Haitata, kleine wilde Romane, von Günter Herburger, A 1 Verlag

Wie schön ist die Sprache, die deutsche zumal? Wenn man hier, in dieses Buch, hineinliest, bekommt man einen Geschmack davon.

Eine Sammlung wunderbarer Geschichten aus Berlin und von anderswo, immer aber behutsam oder richtig schwungvoll erzählt, das ist es, was bewegt. Seine (Herburgers) Welt ist die Phantasie und die Beobachtung, das Fantastische und die Realität, das Schöne und das Bedrückende, die Liebe, wie sie sich entfalten mag unter Erwachsenen und zu Kindern, vor allem zu denen, die leiden.

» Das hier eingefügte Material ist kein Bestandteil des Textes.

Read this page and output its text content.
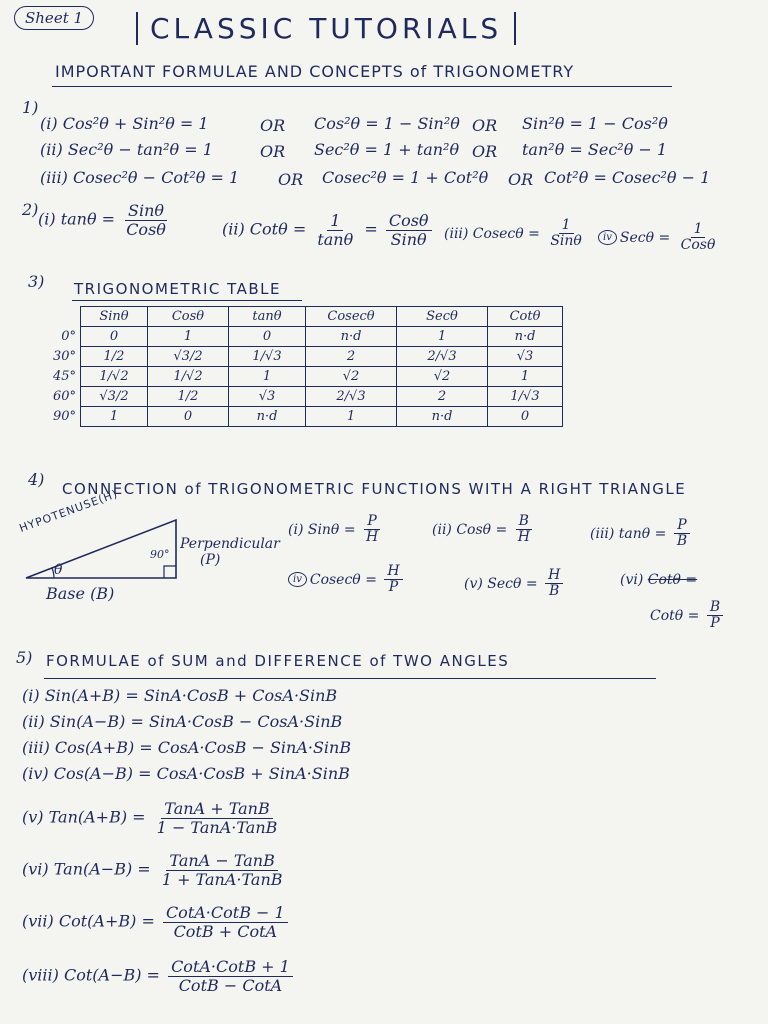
Sheet 1	CLASSIC TUTORIALS
IMPORTANT FORMULAE AND CONCEPTS of TRIGONOMETRY
1)
(i) Cos²θ + Sin²θ = 1	OR Cos²θ = 1 − Sin²θ OR Sin²θ = 1 − Cos²θ
(ii) Sec²θ − tan²θ = 1	OR Sec²θ = 1 + tan²θ OR tan²θ = Sec²θ − 1
(iii) Cosec²θ − Cot²θ = 1 OR Cosec²θ = 1 + Cot²θ OR Cot²θ = Cosec²θ − 1
2)
(i) $\tan\theta = \frac{\text{Sinθ}}{\text{Cosθ}}$	(ii) $Cot\theta = \frac{1}{\tan\theta} = \frac{\text{Cosθ}}{\text{Sinθ}} (iii) Cosec\theta = \frac{1}{\text{Sinθ}}$	iv $Sec\theta = \frac{1}{\text{Cosθ}}$
3) TRIGONOMETRIC TABLE
	Sinθ	Cosθ	tanθ	Cosecθ	Secθ	Cotθ
0°	0	1	0	n·d	1	n·d
30°	1/2	√3/2	1/√3	2	2/√3	√3
45°	1/√2	1/√2	1	√2	√2	1
60°	√3/2	1/2	√3	2/√3	2	1/√3
90°	1	0	n·d	1	n·d	0
4) CONNECTION of TRIGONOMETRIC FUNCTIONS WITH A RIGHT TRIANGLE
HYPOTENUSE(H)
θ
90°
Perpendicular
(P)
Base (B)
(i) $Sin\theta = \frac{P}{H}$	(ii) $Cos\theta = \frac{B}{H}$	(iii) $\tan\theta = \frac{P}{B}$
iv $Cosec\theta = \frac{H}{P}$	(v) $Sec\theta = \frac{H}{B}$	(vi) Cotθ =
$Cot\theta = \frac{B}{P}$
5) FORMULAE of SUM and DIFFERENCE of TWO ANGLES
(i) Sin(A+B) = SinA·CosB + CosA·SinB
(ii) Sin(A−B) = SinA·CosB − CosA·SinB
(iii) Cos(A+B) = CosA·CosB − SinA·SinB
(iv) Cos(A−B) = CosA·CosB + SinA·SinB
(v) $Tan(A+B) = \frac{\text{TanA + TanB}}{\text{1 − TanA·TanB}}$
(vi) $Tan(A-B) = \frac{\text{TanA − TanB}}{\text{1 + TanA·TanB}}$
(vii) $Cot(A+B) = \frac{\text{CotA·CotB − 1}}{\text{CotB + CotA}}$
(viii) $Cot(A-B) = \frac{\text{CotA·CotB + 1}}{\text{CotB − CotA}}$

Und über allem der Wille, weiter zu beobachten, weiter Gefühlsgebirge abzutragen oder einfach in die Seelenruhe zu gelangen. Ein Weiser, ein weise Gewordener spricht zu uns wieder einmal und Schärfe des Blicks, Tastsinn und Geruchssinn werden bemüht, dass es einen manchmal richtig dreht. Wer wirklich schmecken möchte, wie geglücktes Leben für einen Moment im Munde sich breitmacht, der lese diese wundersamen und wunderschönen kleinen Romane.